PF diz que Janot sabia do elo de Miller com a J&F
Relatório cita mensagens de celular de Wesley Batista que indicam que ex-procurador orientou executivos da J&F; gabinete de Janot nega
Relatório da Polícia Federal aponta indícios de que o gabinete do procurador-geral da República, Rodrigo Janot, sabia que o ex-procurador Marcello Miller, ao deixar o cargo, em 5 de abril, atuava de “forma indireta” nas tratativas de colaboração premiada firmada pelos principais executivos da J&F. Em nota, a Procuradoria-Geral da República disse que a informação não procede.
A Polícia Federal viu indícios de que o gabinete do procurador-geral da República, Rodrigo Janot, tinha conhecimento de que o ex-procurador Marcello Miller atuava de “forma indireta” nas tratativas que resultaram no acordo de colaboração premiada firmado pelos principais executivos do Grupo J&F. Em nota, a PGR disse que a informação não procede.
As evidências apontadas pela PF são trocas de mensagens encontradas no celular do empresário Wesley Batista, preso ontem (mais informações no caderno de Economia). São diálogos entre executivos da J&F, seus advogados e Miller.
Em uma delas, de 5 de abril, data em que foi publicada no Diário Oficial da União a exoneração de Miller do Ministério Público Federal (MPF), uma das advogadas da J&F fala sobre a viagem que ele faria no dia seguinte para tratar do acordo de leniência do grupo nos Estados Unidos. Em determinado momento, a advogada se diz surpresa ao perceber que, naquele dia, o chefe de gabinete de Janot, Eduardo Pelella, já sabia que Miller atuaria para a JBS no exterior.

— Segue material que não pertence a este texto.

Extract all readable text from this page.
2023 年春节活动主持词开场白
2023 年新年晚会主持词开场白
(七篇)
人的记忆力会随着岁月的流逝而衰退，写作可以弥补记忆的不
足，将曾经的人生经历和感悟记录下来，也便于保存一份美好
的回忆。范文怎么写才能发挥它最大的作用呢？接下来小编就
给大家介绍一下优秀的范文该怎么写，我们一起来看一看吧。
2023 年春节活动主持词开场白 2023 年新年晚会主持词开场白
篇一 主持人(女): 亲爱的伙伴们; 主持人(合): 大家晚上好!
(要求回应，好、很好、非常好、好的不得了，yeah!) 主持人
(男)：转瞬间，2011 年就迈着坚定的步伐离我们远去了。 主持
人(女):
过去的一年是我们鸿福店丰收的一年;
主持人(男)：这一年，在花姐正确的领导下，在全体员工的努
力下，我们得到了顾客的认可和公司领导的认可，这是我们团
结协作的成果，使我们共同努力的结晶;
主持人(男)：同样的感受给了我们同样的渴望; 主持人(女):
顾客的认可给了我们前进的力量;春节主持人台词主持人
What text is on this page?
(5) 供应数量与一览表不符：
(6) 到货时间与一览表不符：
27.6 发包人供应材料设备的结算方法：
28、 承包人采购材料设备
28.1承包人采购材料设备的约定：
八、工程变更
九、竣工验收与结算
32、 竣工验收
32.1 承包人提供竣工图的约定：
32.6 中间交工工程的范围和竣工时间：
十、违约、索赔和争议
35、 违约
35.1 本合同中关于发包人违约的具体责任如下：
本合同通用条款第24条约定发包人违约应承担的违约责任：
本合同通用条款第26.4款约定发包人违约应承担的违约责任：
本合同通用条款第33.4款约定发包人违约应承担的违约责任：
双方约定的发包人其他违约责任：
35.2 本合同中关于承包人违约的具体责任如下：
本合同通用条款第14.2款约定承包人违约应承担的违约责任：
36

“Tais mensagens revelam que membros da Procuradoria-Geral da República tinham ciência de que Marcello Miller estava atuando de forma indireta nas negociações da delação premiada no dia seguinte à sua saída efetiva do órgão”, diz o documento enviado pela PF à Justiça Federal de São Paulo. A informação foi revelada pela revista Veja.
Segundo a PF, Miller já fazia parte do grupo de WhatsApp em que estavam executivos e advogados da J&F, desde o dia 31 de março. O então procurador, no entanto, só publicou a primeira mensagem em 4 de abril, último dia de trabalho no MPF. Ele faz referência a ligações que fez na véspera para os Estados Unidos para tratar de interesses da J&F.
Segundo os investigadores, as mensagens no celular de Wesley indicam que Miller já atuava pela J&F antes do dia 17 de março. Neste dia, Wesley Batista pergunta ao advogado Francisco de Assis se Miller poderia participar de uma reunião em Brasília. “Amanhã ele tem expediente no atual emprego dele e ele não pode, não”, respondeu Assis. Naquele dia, Miller trabalhava no MPF no Rio. Ele pediu exoneração no dia 4 de março, que só foi efetivada em 5 de abril.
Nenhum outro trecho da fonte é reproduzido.